C'est un ami qui s'occupe d'acheter les billets. En général, on regarde le programme et ce qui est écrit, et on se laisse tenter. Et tous les ans, on a de bonnes surprises.
La force de Jazz sous les pommiers, c'est d'avoir su gagner la confiance de son public. Beaucoup de spectateurs achètent les yeux fermés. "Nous venons tous les ans de l'Orne" chuchote une spectatrice dans la pénombre de la salle Marcel Hélie juste avant l'entrée en scène de Jean-Luc Ponty. "C'est ma place ici. Je me mets toujours au premier rang pour voir les musiciens, leurs expressions. On vient à plusieurs. C'est un ami qui s'occupe d'acheter les billets. En général, on regarde le programme et ce qui est écrit, et on se laisse tenter. Et tous les ans, on a de bonnes surprises. D'ailleurs, au début, mon mari n'était pas trop intéressé. Maintenant, c'est lui qui est le plus motivé !". Chut, le concert commence...
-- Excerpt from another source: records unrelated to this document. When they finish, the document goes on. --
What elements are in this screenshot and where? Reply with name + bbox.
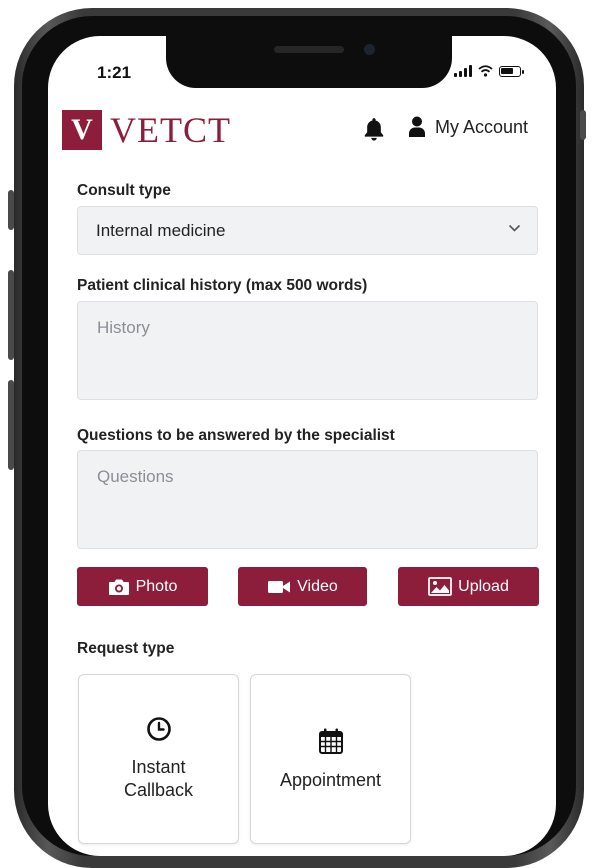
video-button[interactable]: Video	[238, 567, 367, 606]
side-button	[580, 110, 586, 140]
chevron-down-icon	[508, 224, 521, 232]
history-placeholder: History	[97, 318, 150, 337]
consult-type-label: Consult type	[77, 182, 171, 199]
clock-icon	[146, 717, 171, 741]
front-camera	[364, 44, 375, 55]
battery-icon	[499, 66, 524, 77]
phone-screen: 1:21 V VETCT My Account Consult type Int…	[48, 36, 556, 856]
appointment-option[interactable]: Appointment	[250, 674, 411, 844]
history-textarea[interactable]: History	[77, 301, 538, 400]
logo-mark: V	[62, 110, 102, 150]
notifications-bell-icon[interactable]	[361, 116, 387, 147]
questions-label: Questions to be answered by the speciali…	[77, 427, 395, 444]
photo-button-label: Photo	[135, 577, 178, 595]
earpiece-speaker	[274, 46, 344, 53]
instant-callback-line1: Instant	[131, 757, 186, 777]
questions-placeholder: Questions	[97, 467, 174, 486]
instant-callback-line2: Callback	[123, 780, 194, 800]
camera-icon	[108, 579, 129, 595]
request-type-label: Request type	[77, 640, 175, 657]
video-camera-icon	[268, 580, 291, 593]
my-account-link[interactable]: My Account	[409, 116, 528, 138]
user-icon	[409, 116, 425, 137]
wifi-icon	[478, 65, 493, 77]
vetct-logo[interactable]: V VETCT	[62, 109, 231, 151]
cellular-signal-icon	[454, 65, 472, 77]
photo-button[interactable]: Photo	[77, 567, 208, 606]
history-label: Patient clinical history (max 500 words)	[77, 277, 368, 294]
status-time: 1:21	[97, 63, 132, 82]
consult-type-value: Internal medicine	[96, 220, 226, 240]
instant-callback-label: Instant Callback	[124, 756, 193, 802]
image-icon	[428, 577, 453, 596]
logo-text: VETCT	[110, 110, 231, 150]
video-button-label: Video	[297, 577, 338, 595]
appointment-label: Appointment	[279, 769, 382, 790]
consult-type-select[interactable]: Internal medicine	[77, 206, 538, 255]
mute-switch	[8, 190, 14, 230]
volume-down-button	[8, 380, 14, 470]
volume-up-button	[8, 270, 14, 360]
upload-button-label: Upload	[458, 577, 509, 595]
instant-callback-option[interactable]: Instant Callback	[78, 674, 239, 844]
my-account-label: My Account	[435, 116, 529, 137]
calendar-icon	[318, 728, 343, 754]
questions-textarea[interactable]: Questions	[77, 450, 538, 549]
notch	[166, 36, 452, 88]
status-icons	[454, 65, 524, 77]
upload-button[interactable]: Upload	[398, 567, 539, 606]
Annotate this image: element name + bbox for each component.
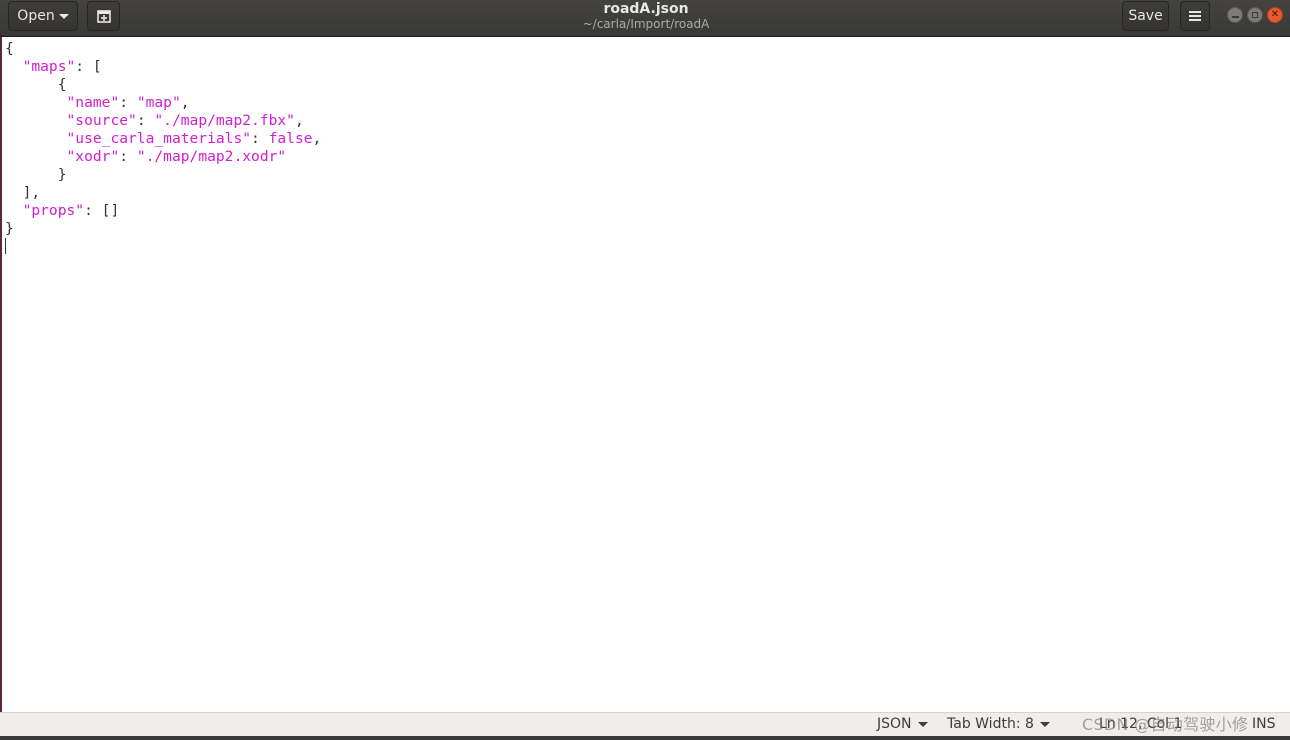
code-line: }	[5, 220, 14, 237]
chevron-down-icon	[917, 721, 928, 727]
taskbar-strip	[0, 736, 1290, 740]
text-editor-area[interactable]: { "maps": [ { "name": "map", "source": "…	[2, 37, 1290, 712]
chevron-down-icon	[1039, 721, 1050, 727]
code-line: "source": "./map/map2.fbx",	[66, 112, 304, 129]
code-line: {	[5, 40, 14, 57]
minimize-icon[interactable]	[1227, 7, 1243, 23]
insert-mode: INS	[1252, 716, 1276, 732]
code-line: ],	[5, 184, 41, 201]
code-line: "name": "map",	[66, 94, 190, 111]
window-title: roadA.json	[603, 1, 689, 17]
header-bar: Open roadA.json ~/carla/Import/roadA Sav…	[0, 0, 1290, 37]
language-label: JSON	[877, 716, 912, 732]
tab-width-selector[interactable]: Tab Width: 8	[947, 716, 1050, 732]
open-button-label: Open	[17, 8, 55, 24]
code-line: "use_carla_materials": false,	[66, 130, 322, 147]
window-subtitle: ~/carla/Import/roadA	[582, 17, 710, 31]
code-line: "props": []	[22, 202, 120, 219]
maximize-icon[interactable]	[1247, 7, 1263, 23]
watermark: CSDN @自动驾驶小修	[1082, 715, 1249, 734]
code-line: "maps": [	[22, 58, 102, 75]
tab-width-label: Tab Width: 8	[947, 716, 1034, 732]
open-button[interactable]: Open	[8, 1, 78, 31]
menu-button[interactable]	[1180, 1, 1210, 31]
close-icon[interactable]	[1267, 7, 1283, 23]
text-cursor	[5, 238, 6, 254]
window-title-block: roadA.json ~/carla/Import/roadA	[440, 1, 852, 31]
chevron-down-icon	[58, 13, 69, 19]
code-content: { "maps": [ { "name": "map", "source": "…	[5, 40, 321, 238]
save-button[interactable]: Save	[1122, 1, 1169, 31]
code-line: {	[5, 76, 67, 93]
language-selector[interactable]: JSON	[877, 716, 928, 732]
hamburger-menu-icon	[1189, 11, 1201, 21]
code-line: "xodr": "./map/map2.xodr"	[66, 148, 287, 165]
new-document-tab-icon	[96, 10, 111, 23]
code-line: }	[5, 166, 67, 183]
save-button-label: Save	[1128, 8, 1163, 24]
insert-mode-label: INS	[1252, 716, 1276, 732]
new-tab-button[interactable]	[87, 1, 120, 31]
Pour Irène, le festival commence dès le mois d'avril avec la soirée de présentation au théâtre. Elle repère déjà les premiers noms. Puis une fois à la maison, elle écoute le disque distribué ce soir-là aux spectateurs. Il donne une idée de ce que proposent les artistes qui sont à l'affiche. "Cette année, c'est mon record. Je vais voir quinze concerts. J'ai pris une journée de congé le vendredi pour être là tout le week-end. Il y les stars, mais il y aussi des soirées à six ou huit euros. Je me dis pourquoi pas. Parfois, c'est là qu'on fait les plus belles découvertes."
Les Coutançais se retrouvent "à Jazz"
"Moi je dis à Irène : tu choisis, j'aime tout, je t'accompagne" ajoute Thérèse, pas trop exigeante lorsqu'il s'agit de la musique. Elle y trouve toujours un peu de dépaysement : "Moi, à la maison, j'écoute la radio, et ça commence à être rengaine. Au moins, ici, ça change." À 75 ans, elle profite d'abord de ce festival "pour voir du monde. Ça fait sortir."
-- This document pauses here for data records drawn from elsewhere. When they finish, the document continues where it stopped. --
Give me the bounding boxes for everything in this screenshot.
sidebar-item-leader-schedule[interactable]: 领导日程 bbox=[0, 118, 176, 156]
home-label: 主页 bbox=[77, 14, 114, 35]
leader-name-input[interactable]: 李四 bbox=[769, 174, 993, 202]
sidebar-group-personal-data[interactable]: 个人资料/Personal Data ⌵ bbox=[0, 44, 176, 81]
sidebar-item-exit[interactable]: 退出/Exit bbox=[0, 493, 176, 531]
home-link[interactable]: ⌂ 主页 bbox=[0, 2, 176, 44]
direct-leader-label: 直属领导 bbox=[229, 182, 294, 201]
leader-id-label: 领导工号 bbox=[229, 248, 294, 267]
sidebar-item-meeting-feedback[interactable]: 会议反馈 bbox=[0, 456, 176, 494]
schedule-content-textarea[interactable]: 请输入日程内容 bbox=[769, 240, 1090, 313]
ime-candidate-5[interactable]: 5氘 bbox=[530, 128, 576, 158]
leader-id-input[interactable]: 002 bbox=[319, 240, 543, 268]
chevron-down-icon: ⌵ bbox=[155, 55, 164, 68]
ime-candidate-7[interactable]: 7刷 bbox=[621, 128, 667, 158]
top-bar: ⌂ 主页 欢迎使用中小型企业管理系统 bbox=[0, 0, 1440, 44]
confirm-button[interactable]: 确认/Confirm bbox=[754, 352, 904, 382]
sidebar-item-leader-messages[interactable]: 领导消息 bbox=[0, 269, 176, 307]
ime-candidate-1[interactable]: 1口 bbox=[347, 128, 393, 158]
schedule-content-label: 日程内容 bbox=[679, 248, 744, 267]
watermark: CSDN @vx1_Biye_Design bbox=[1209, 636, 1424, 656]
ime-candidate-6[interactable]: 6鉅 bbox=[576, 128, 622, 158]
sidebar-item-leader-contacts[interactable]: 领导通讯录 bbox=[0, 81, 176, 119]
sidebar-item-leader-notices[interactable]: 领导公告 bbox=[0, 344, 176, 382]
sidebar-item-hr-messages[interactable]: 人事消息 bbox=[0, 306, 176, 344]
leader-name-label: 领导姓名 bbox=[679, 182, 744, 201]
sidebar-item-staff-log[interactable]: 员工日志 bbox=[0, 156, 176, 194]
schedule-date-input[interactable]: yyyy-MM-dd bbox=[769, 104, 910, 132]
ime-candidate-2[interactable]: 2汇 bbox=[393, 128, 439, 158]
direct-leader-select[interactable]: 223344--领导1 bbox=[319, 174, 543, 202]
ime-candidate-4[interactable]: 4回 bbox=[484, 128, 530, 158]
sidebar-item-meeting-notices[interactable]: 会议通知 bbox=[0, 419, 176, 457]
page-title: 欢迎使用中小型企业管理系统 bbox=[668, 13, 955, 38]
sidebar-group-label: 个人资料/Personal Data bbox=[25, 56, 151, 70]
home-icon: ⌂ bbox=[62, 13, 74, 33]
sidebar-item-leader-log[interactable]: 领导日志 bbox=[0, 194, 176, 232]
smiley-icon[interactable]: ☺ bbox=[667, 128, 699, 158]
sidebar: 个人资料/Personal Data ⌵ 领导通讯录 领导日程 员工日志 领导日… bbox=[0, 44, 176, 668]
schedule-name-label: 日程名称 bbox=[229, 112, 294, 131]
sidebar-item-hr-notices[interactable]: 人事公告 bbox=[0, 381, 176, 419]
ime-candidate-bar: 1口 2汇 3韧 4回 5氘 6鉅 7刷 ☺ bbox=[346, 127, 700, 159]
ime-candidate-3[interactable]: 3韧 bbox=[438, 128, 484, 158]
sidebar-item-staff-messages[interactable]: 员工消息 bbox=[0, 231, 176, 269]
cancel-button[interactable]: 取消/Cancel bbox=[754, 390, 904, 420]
"C'est un peu comme le carnaval de Granville, ça marque un moment dans l'année. Ça réunit les familles. Maintenant, il y a noël et il y a jazz."
Quand les concerts se terminent, le "village" fait le plein. C'est le coeur battant du festival. Il palpite au pied de la cathédrale, entre le théâtre et la salle Marcel Hélie. La soirée s'y prolonge autour d'une assiette de bulots, une douzaine d'huîtres, ou une brochette de canard. Le verre de cidre du pays nuit rarement à la conversation. On passe d'une table à l'autre, on se croise, on tombe sur un copain perdu de vue, un ancien collègue, une camarade de classe étrangement oubliée.
Les Coutançais ont même une expression pour parler de ces soirées en pays de connaissance : ils vont "à jazz". Certains se retrouvent ici d'une année sur l'autre. "Nos enfants sont nés dans cette ambiance. Maintenant, mon fils est à Lyon. Tous les ans, il pose des congés pour être là. Il a même converti des amis lyonnais et grenoblois. Et maintenant, on fait famille d'acueil", sourit Blandine. "C'est un peu comme le carnaval de Granville, ça marque un moment dans l'année", observe Jean-Noël. Blandine conclue : "Ça réunit les familles. Maintenant, il y a noël et il y a jazz."